Funds targeting American stocks posted $9.3 billion of outflows in the period ending May 6, the most in six weeks, according to a Bank of America note citing EPFR Global data. The six-week inflow for high-yield bonds hit a record $32 billion.

It’s the “follow the Fed” mantra in action as investors fresh from the first-quarter turmoil seek safety higher up in the capital structure.

“We decided to reduce our global equity exposure in favor of global investment grade corporate bonds,” said Greg Perdon, chief investment officer of Arbuthnot Latham & Co Ltd. “We have preference for bonds that are going to benefit from central bank intervention. Investment grades might not have much of an upside, but they have a floor.”

The Fed facility beginning today is designed to purchase eligible credit ETFs -- likely including an unprecedented bid for high-yield securities -- as part of its emergency stimulus program to combat the coronavirus fallout.

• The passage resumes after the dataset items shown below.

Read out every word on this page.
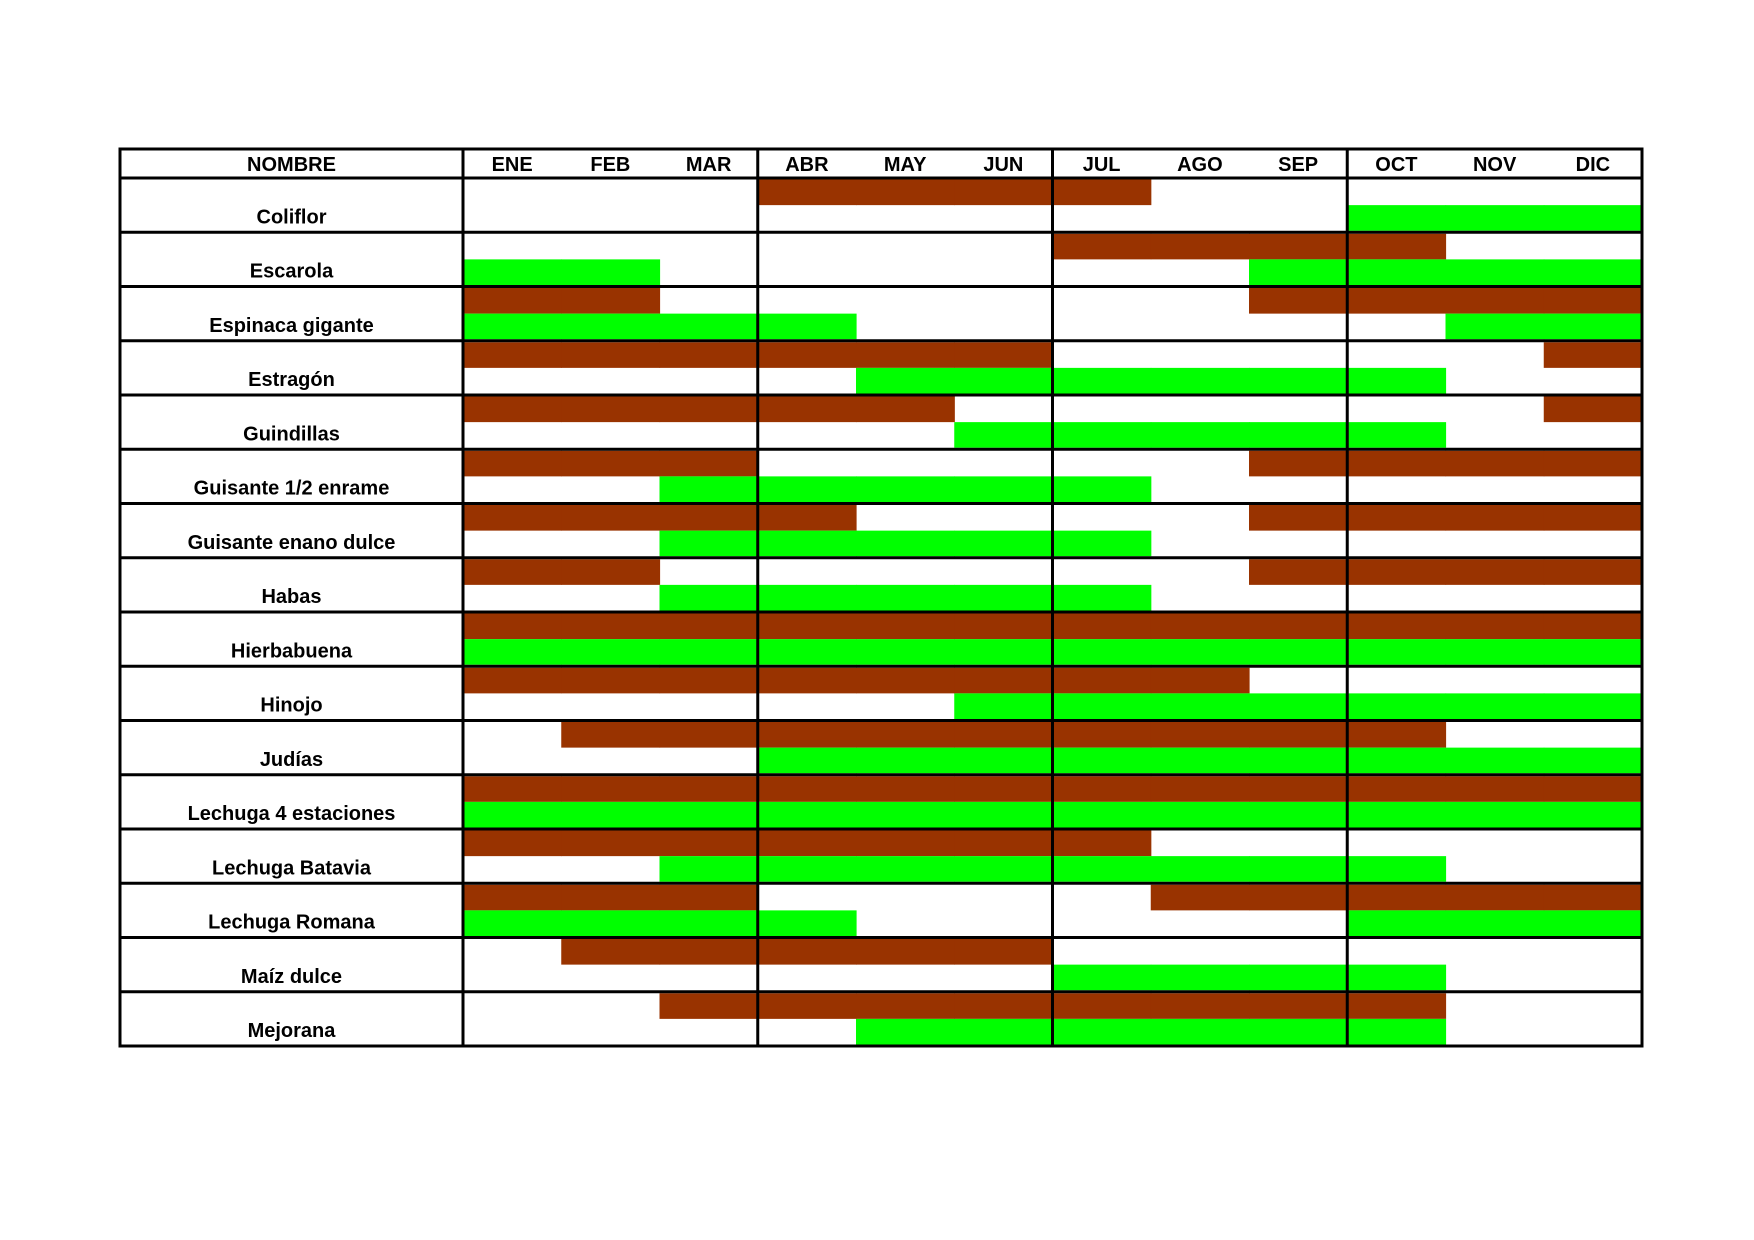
NOMBRE	ENE	FEB	MAR	ABR	MAY	JUN	JUL	AGO	SEP	OCT	NOV	DIC
Coliflor
Escarola
Espinaca gigante
Estragón
Guindillas
Guisante 1/2 enrame
Guisante enano dulce
Habas
Hierbabuena
Hinojo
Judías
Lechuga 4 estaciones
Lechuga Batavia
Lechuga Romana
Maíz dulce
Mejorana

Just the announcement of those measures was enough to help trigger the rebound in risk assets. The S&P 500 is up almost 30% from its March low. The spread on investment-grade U.S. bonds has recovered to around 210 basis points from more than 370 basis points.

And on the first day of central bank buying, the largest corporate bond ETF surged the most in a month.

Even without Fed support, corporate debt has good form when it comes to recovering from a sell-off.

UBS Wealth Management reckons there have been 42 months since 1987 when high-yield spreads blew out past 800 basis points, as they did in March. The subsequent 12-month returns were positive on all but one occasion, with a median return of 24.5%.